Improving the Performance and Robustness of Web Applications
Speaker: James Mickens, Microsoft Research
Date: Tuesday, November 6 2012
Time: 4:00PM to 5:00PM
Location: 32-G449 (Patil/Kiva)
Host: Nickolai Zeldovich
Web applications are becoming more popular, and they are increasingly competitive with desktop applications in terms of functionality and visual sophistication. Unfortunately, web applications suffer from unique challenges that traditional desktop programs do not face. A single web application often contains code from multiple, mutually distrusting domains; however, web browsers expose a complex, ill-specified security model that makes it difficult to reason about safety. Furthermore, web browsers are buggy and only semi-compatible with each other and the ostensible “web standards.” These challenges make it difficult to write robust, portable web applications.
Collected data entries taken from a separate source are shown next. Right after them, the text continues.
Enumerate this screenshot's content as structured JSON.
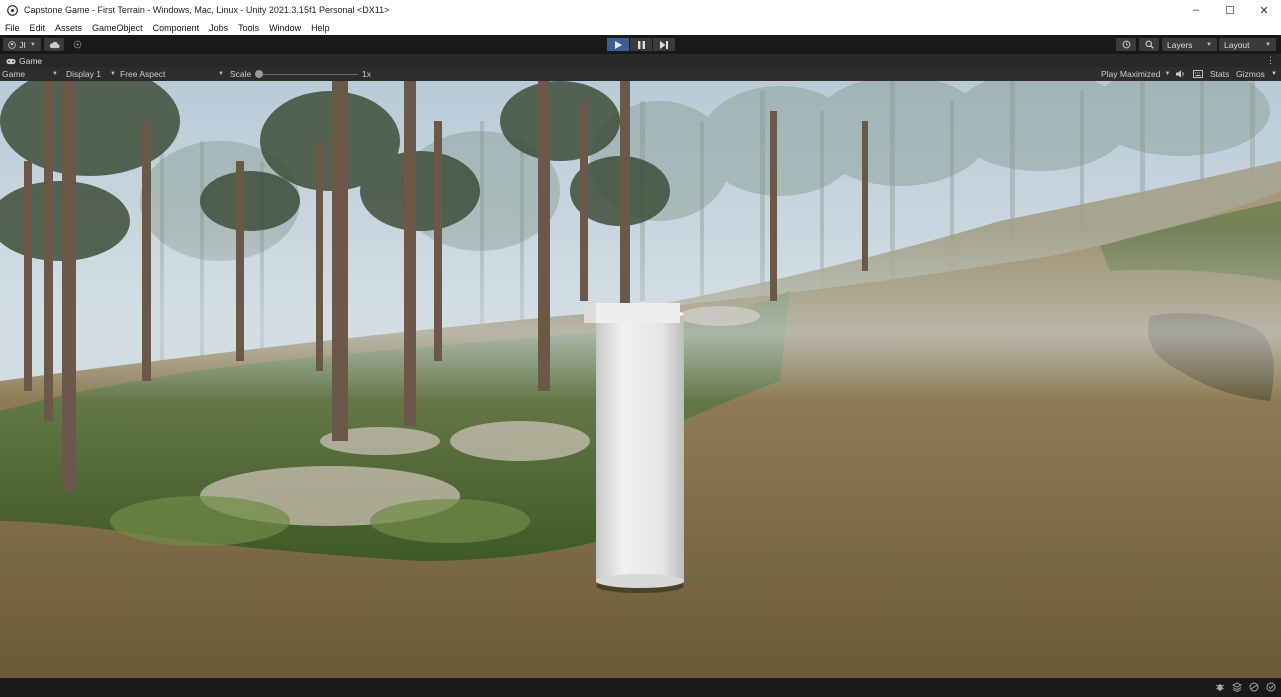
{
  "window": {
    "title": "Capstone Game - First Terrain - Windows, Mac, Linux - Unity 2021.3.15f1 Personal <DX11>",
    "controls": {
      "minimize": "–",
      "maximize": "☐",
      "close": "✕"
    }
  },
  "menu": {
    "items": [
      "File",
      "Edit",
      "Assets",
      "GameObject",
      "Component",
      "Jobs",
      "Tools",
      "Window",
      "Help"
    ]
  },
  "toolbar": {
    "account_label": "JI",
    "layers_label": "Layers",
    "layout_label": "Layout"
  },
  "tab": {
    "label": "Game"
  },
  "game_toolbar": {
    "view_mode": "Game",
    "display": "Display 1",
    "aspect": "Free Aspect",
    "scale_label": "Scale",
    "scale_value": "1x",
    "scale_fraction": 0.0,
    "play_mode": "Play Maximized",
    "stats_label": "Stats",
    "gizmos_label": "Gizmos"
  },
  "colors": {
    "play_active": "#3c5f92",
    "editor_dark": "#191919",
    "panel": "#282828"
  }
}
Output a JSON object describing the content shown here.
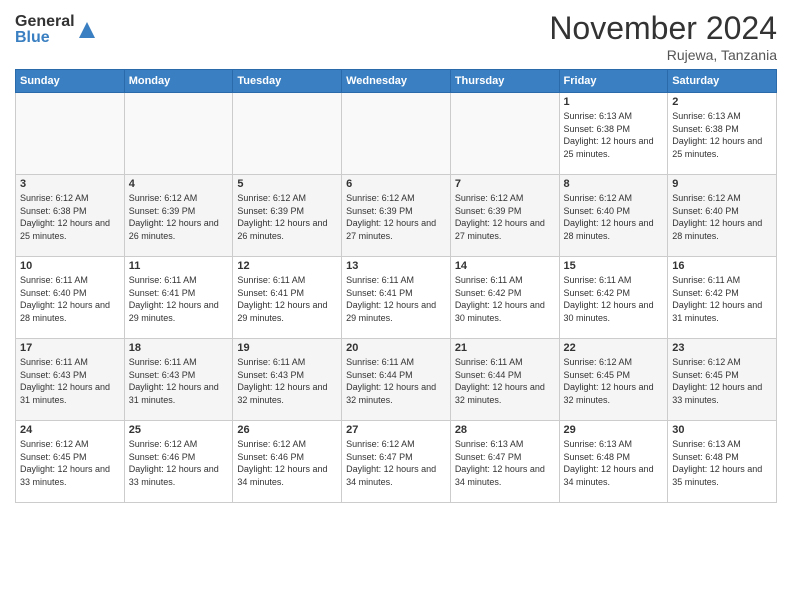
{
  "header": {
    "logo_general": "General",
    "logo_blue": "Blue",
    "title": "November 2024",
    "location": "Rujewa, Tanzania"
  },
  "days_of_week": [
    "Sunday",
    "Monday",
    "Tuesday",
    "Wednesday",
    "Thursday",
    "Friday",
    "Saturday"
  ],
  "weeks": [
    [
      {
        "day": "",
        "info": ""
      },
      {
        "day": "",
        "info": ""
      },
      {
        "day": "",
        "info": ""
      },
      {
        "day": "",
        "info": ""
      },
      {
        "day": "",
        "info": ""
      },
      {
        "day": "1",
        "info": "Sunrise: 6:13 AM\nSunset: 6:38 PM\nDaylight: 12 hours and 25 minutes."
      },
      {
        "day": "2",
        "info": "Sunrise: 6:13 AM\nSunset: 6:38 PM\nDaylight: 12 hours and 25 minutes."
      }
    ],
    [
      {
        "day": "3",
        "info": "Sunrise: 6:12 AM\nSunset: 6:38 PM\nDaylight: 12 hours and 25 minutes."
      },
      {
        "day": "4",
        "info": "Sunrise: 6:12 AM\nSunset: 6:39 PM\nDaylight: 12 hours and 26 minutes."
      },
      {
        "day": "5",
        "info": "Sunrise: 6:12 AM\nSunset: 6:39 PM\nDaylight: 12 hours and 26 minutes."
      },
      {
        "day": "6",
        "info": "Sunrise: 6:12 AM\nSunset: 6:39 PM\nDaylight: 12 hours and 27 minutes."
      },
      {
        "day": "7",
        "info": "Sunrise: 6:12 AM\nSunset: 6:39 PM\nDaylight: 12 hours and 27 minutes."
      },
      {
        "day": "8",
        "info": "Sunrise: 6:12 AM\nSunset: 6:40 PM\nDaylight: 12 hours and 28 minutes."
      },
      {
        "day": "9",
        "info": "Sunrise: 6:12 AM\nSunset: 6:40 PM\nDaylight: 12 hours and 28 minutes."
      }
    ],
    [
      {
        "day": "10",
        "info": "Sunrise: 6:11 AM\nSunset: 6:40 PM\nDaylight: 12 hours and 28 minutes."
      },
      {
        "day": "11",
        "info": "Sunrise: 6:11 AM\nSunset: 6:41 PM\nDaylight: 12 hours and 29 minutes."
      },
      {
        "day": "12",
        "info": "Sunrise: 6:11 AM\nSunset: 6:41 PM\nDaylight: 12 hours and 29 minutes."
      },
      {
        "day": "13",
        "info": "Sunrise: 6:11 AM\nSunset: 6:41 PM\nDaylight: 12 hours and 29 minutes."
      },
      {
        "day": "14",
        "info": "Sunrise: 6:11 AM\nSunset: 6:42 PM\nDaylight: 12 hours and 30 minutes."
      },
      {
        "day": "15",
        "info": "Sunrise: 6:11 AM\nSunset: 6:42 PM\nDaylight: 12 hours and 30 minutes."
      },
      {
        "day": "16",
        "info": "Sunrise: 6:11 AM\nSunset: 6:42 PM\nDaylight: 12 hours and 31 minutes."
      }
    ],
    [
      {
        "day": "17",
        "info": "Sunrise: 6:11 AM\nSunset: 6:43 PM\nDaylight: 12 hours and 31 minutes."
      },
      {
        "day": "18",
        "info": "Sunrise: 6:11 AM\nSunset: 6:43 PM\nDaylight: 12 hours and 31 minutes."
      },
      {
        "day": "19",
        "info": "Sunrise: 6:11 AM\nSunset: 6:43 PM\nDaylight: 12 hours and 32 minutes."
      },
      {
        "day": "20",
        "info": "Sunrise: 6:11 AM\nSunset: 6:44 PM\nDaylight: 12 hours and 32 minutes."
      },
      {
        "day": "21",
        "info": "Sunrise: 6:11 AM\nSunset: 6:44 PM\nDaylight: 12 hours and 32 minutes."
      },
      {
        "day": "22",
        "info": "Sunrise: 6:12 AM\nSunset: 6:45 PM\nDaylight: 12 hours and 32 minutes."
      },
      {
        "day": "23",
        "info": "Sunrise: 6:12 AM\nSunset: 6:45 PM\nDaylight: 12 hours and 33 minutes."
      }
    ],
    [
      {
        "day": "24",
        "info": "Sunrise: 6:12 AM\nSunset: 6:45 PM\nDaylight: 12 hours and 33 minutes."
      },
      {
        "day": "25",
        "info": "Sunrise: 6:12 AM\nSunset: 6:46 PM\nDaylight: 12 hours and 33 minutes."
      },
      {
        "day": "26",
        "info": "Sunrise: 6:12 AM\nSunset: 6:46 PM\nDaylight: 12 hours and 34 minutes."
      },
      {
        "day": "27",
        "info": "Sunrise: 6:12 AM\nSunset: 6:47 PM\nDaylight: 12 hours and 34 minutes."
      },
      {
        "day": "28",
        "info": "Sunrise: 6:13 AM\nSunset: 6:47 PM\nDaylight: 12 hours and 34 minutes."
      },
      {
        "day": "29",
        "info": "Sunrise: 6:13 AM\nSunset: 6:48 PM\nDaylight: 12 hours and 34 minutes."
      },
      {
        "day": "30",
        "info": "Sunrise: 6:13 AM\nSunset: 6:48 PM\nDaylight: 12 hours and 35 minutes."
      }
    ]
  ]
}
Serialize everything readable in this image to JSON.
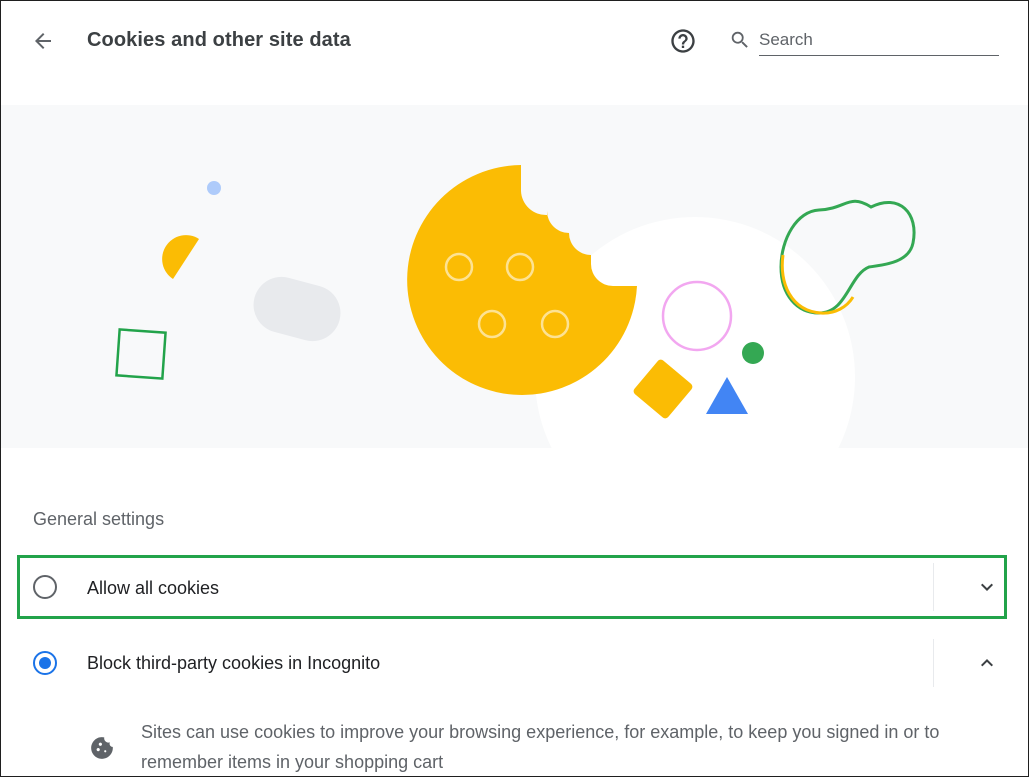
{
  "header": {
    "title": "Cookies and other site data",
    "search_placeholder": "Search"
  },
  "icons": {
    "back": "arrow-back-icon",
    "help": "help-circle-icon",
    "search": "search-icon",
    "expand": "chevron-down-icon",
    "collapse": "chevron-up-icon",
    "cookie": "cookie-icon"
  },
  "section": {
    "label": "General settings"
  },
  "options": [
    {
      "label": "Allow all cookies",
      "selected": false,
      "expanded": false
    },
    {
      "label": "Block third-party cookies in Incognito",
      "selected": true,
      "expanded": true
    }
  ],
  "details": {
    "description": "Sites can use cookies to improve your browsing experience, for example, to keep you signed in or to remember items in your shopping cart"
  },
  "colors": {
    "accent": "#1a73e8",
    "highlight_border": "#22a34a",
    "cookie_yellow": "#fbbc04",
    "hero_bg": "#f8f9fa"
  }
}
In this talk, I describe several projects that make web applications more secure and performant. The first project, called Jigsaw, is a new framework for isolating the mutually distrusting JavaScript code that runs inside a single web application. Jigsaw works with unmodified browsers and provides strong, iframe-like isolation; however, all code runs in the same frame, and using a novel mechanism called surrogates, Jigsaw supports efficient, pass-by-reference sharing. The second project, called Atlantis, introduces a new exokernel browser architecture. Using this extensible architecture, web pages can define their own HTML parser, rendering engine, and so on. This gives web pages unprecedented control over their execution environment, and makes it easier to write robust applications.
BIO:
James Mickens is a researcher in the Distributed Systems group at MSR. Mickens received his PhD from the University of Michigan in 2008. While a student there, Mickens was legendary for his transcendental skills on the foosball table. He was also notorious for scheduling his thesis defense in the early hours of the morning so that nobody would attend it. This technique, popularly called "The Mickens Gambit," is now banned in 36 states.